How do you summarize logistic regressions and other nonlinear models? The coefficients are only interpretable on a transformed scale. One quick approach is to divide logistic regression coefficients by 4 to convert on to the probability scale–that works for probabilities near 1/2–and another approach is to compute changes with other predictors held at average values (as we did for Figure 8 in this paper). A more general strategy is to average over the distribution of the data–this will make more sense, especially with discrete predictors. Iain Pardoe and I wrote a paper on this which will appear in Sociological Methodology:
In a predictive model, what is the expected difference in the outcome associated with a unit difference in one of the inputs? In a linear regression model without interactions, this average predictive comparison is simply a regression coefficient (with associated uncertainty).

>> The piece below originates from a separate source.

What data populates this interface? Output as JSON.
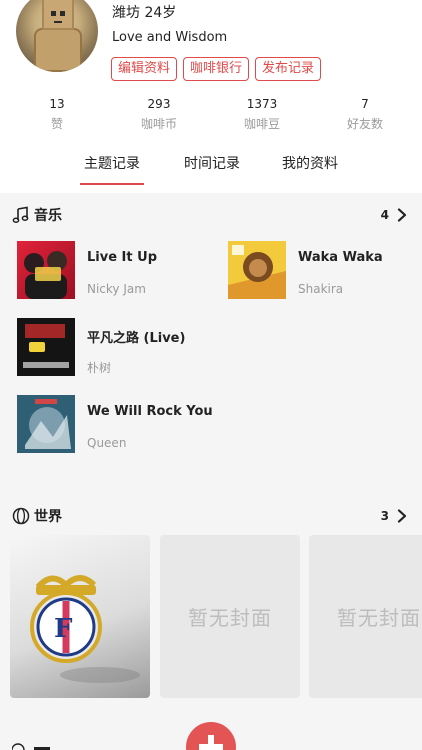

In a model with nonlinearity or interactions, however, the average predictive comparison in general depends on the values of the predictors. We consider various definitions based on averages over a population distribution of the predictors, and we compute standard errors based on uncertainty in model parameters. We illustrate with a study of criminal justice data for urban counties in the United States. The outcome of interest measures whether a convicted felon received a prison sentence rather than a jail or non-custodial sentence, with predictors available at both individual and county levels. We fit three models: a hierarchical logistic regression with varying coefficients for the within-county intercepts as well as for each individual predictor; a hierarchical model with varying intercepts only; and a non-hierarchical model that ignores the multilevel nature of the data. The regression coefficients have different interpretations for the different models; in contrast, the models can be compared directly using predictive comparisons. Furthermore, predictive comparisons clarify the interplay between the individual and county predictors for the hierarchical models, as well as illustrating the relative size of varying county effects.
The next step is to program it in general in R.